今日、ここに入学式を迎えられた皆さんは、今日から3年後の卒業式の時、卒業アルバムに自分の写真がどのように写っていると思いますか。自分の目指した志望校にめでたく合格をして満足をしている姿。あるいは、友達と楽しく学校生活を送って満面の笑みを浮かべて写っている姿。どのような姿で卒業アルバムに写っていたいですか。写真に写っている姿、あるいは写っていたい姿を思い浮かべながら自分のなりたい自分を今想像してみてください。今しばらく、時間をとってなりたい自分を思ってほしいのです。考えてみてください。
須磨学園が一番大切だと考えていることは試験の偏差値をあげることではありません。一流大学への進学だけではありません。その後の一流会社への就職でもありません。須磨学園が一番大切だと考えていることは、一人ひとりが、その人その人の「なりたい自分になる」ということです。どうしたら「なりたい自分」になれるのか。どのような「なりたい自分」を自分の目標に持てばよいのでしょうか。人は、たとえ一卵性双生児であっても違います。人は千差万別であります。一人ひとりが違っていて、それが当然なのです。ですから、一人ひとり自由自在に自分にあうように「なりたい自分」を自分でデザインするところからすべては始まります。具体的にどのようにデザインをするかということについて、須磨学園の教育方針と関連させてお話をしてみます。
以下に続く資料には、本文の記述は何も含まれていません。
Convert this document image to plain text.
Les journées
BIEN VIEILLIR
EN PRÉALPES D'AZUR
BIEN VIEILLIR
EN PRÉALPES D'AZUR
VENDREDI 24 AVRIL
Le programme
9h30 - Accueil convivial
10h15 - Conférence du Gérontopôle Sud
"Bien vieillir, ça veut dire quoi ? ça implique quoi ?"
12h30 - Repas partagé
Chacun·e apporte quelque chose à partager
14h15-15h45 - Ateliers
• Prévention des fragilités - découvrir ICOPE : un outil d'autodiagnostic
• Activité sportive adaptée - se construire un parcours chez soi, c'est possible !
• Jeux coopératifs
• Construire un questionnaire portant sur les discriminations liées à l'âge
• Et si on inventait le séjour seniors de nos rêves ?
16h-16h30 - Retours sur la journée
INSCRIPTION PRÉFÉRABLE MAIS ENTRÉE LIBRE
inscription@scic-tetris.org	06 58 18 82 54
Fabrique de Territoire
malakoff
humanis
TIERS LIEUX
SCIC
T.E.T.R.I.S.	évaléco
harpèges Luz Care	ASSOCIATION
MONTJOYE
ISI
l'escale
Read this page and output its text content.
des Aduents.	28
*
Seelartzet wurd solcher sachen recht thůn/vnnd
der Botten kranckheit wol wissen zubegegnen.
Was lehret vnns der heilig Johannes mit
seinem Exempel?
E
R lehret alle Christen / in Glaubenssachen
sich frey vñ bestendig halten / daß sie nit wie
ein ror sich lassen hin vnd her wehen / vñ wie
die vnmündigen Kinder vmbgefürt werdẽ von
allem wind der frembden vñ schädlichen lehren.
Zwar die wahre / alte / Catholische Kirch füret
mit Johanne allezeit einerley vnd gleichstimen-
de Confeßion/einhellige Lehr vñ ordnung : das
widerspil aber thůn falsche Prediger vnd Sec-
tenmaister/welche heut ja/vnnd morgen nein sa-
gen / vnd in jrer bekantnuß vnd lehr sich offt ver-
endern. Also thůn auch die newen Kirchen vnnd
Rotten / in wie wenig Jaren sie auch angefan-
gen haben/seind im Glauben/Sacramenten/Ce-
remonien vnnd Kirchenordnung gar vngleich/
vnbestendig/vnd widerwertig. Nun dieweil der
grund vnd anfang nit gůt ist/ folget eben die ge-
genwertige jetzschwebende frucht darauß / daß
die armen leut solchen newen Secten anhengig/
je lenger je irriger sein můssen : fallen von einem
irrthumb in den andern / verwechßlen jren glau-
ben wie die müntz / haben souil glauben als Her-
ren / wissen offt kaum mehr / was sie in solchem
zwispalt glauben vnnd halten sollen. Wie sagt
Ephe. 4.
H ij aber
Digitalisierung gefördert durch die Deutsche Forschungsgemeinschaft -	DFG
須磨学園の教育方針を一言で言えば、勉学だけでなく、勉学によって身につけ、育んだ一人ひとりの「専門性」と「人間性」と「国際性」によって、よき社会人として、社会や国や世界に貢献し、将来の仕事を通して、自分のライフスタイルを確立し、ライフスタイルそのものを自分自身が楽しむ。そういう人を創っていくことであります。よき社会人にとって、「楽しさ」ということと「温かさ」ということが大切です。学生時代が勉強だけで終わってしまうとしたらどうでしょうか。社会に出て、自分のしてきた勉強が全く何の役にも立たず、社会に何も貢献できなく、おまけに高校時代、自分自身はちっとも楽しくなかったとしたらどうでしょう。最悪です。そんな高校時代は嫌でしょ。専門性を身につけるということは、たとえば科学の勉強を通して社会に貢献するということだけでなく、自らも科学を楽しむということを忘れないでほしいのです。国際性を身につけるということは、たとえば英語を学び、そしてそれを通して社会に貢献することはもちろん大切ですが、それと同時に、自分自身が英語を楽しむということをぜひ忘れないで欲しいのです。
人間性をということを考えてゆくと、それはいつも「心」ということに行き当たります。では、我々は心をどう持てばいいのでしょうか。99歳で亡くなった、私の人生の先生である中山素平さんという日本の誇る銀行家の方がいらっしゃいました。その中山さんに私が直接いただいた言葉があります。私の一番好きな言葉です。「心を広く、心を高く、心を深く、そして、心を温かく」という言葉です。皆さんにこの言葉を贈ります。皆さん、どうか広く、高く、深い人になってください。それと同時に、温かい人にもなってください。
こういったことを頭において、これからの学校生活で「なりたい自分」を探し、「なりたい自分になる」ことを成績がちょっとくらい悪くても、字が下手でも、ガラスを割っても、自分に自信が無くても、そんなことにとらわれないで遠慮せずに、どんどん自分をデザインしていってください。こんなことを言う学校は、私の知る限り、日本では須磨学園だけです。
これは、保護者の皆様にお願いです。お子様が話される進学や将来への希望について、どんなことであっても、どうか、積極的に、徹底的に、肯定的に、温かく励まして差し上げていただきたいのです。「それはいいね」「やってみたら」「できるよ」「大丈夫」「やりなさい」「いけいけ」保護者のそういう力強い言葉を聞くだけで、子供たちは心の底から勇気が、元気が湧いてくるような気がするに違いありません。須磨学園の学園長をしながら、東京大学の学部と大学院で教員をしている私が今あるのは、私のことを徹底的に信じて励ましてくれた父と母のお陰です。理事長も私も、須磨学園の教員・職員全員が君達の一人ひとりをサポートします。君達の一人ひとりを応援します。君達の一人ひとりを守ります。
さあ、夢に日付を入れましょう。そうすれば、夢は「人生の目標」になります。その目標を目指して、一緒に、楽しく歩んでいきましょう。皆さんの健闘を心から祈ります。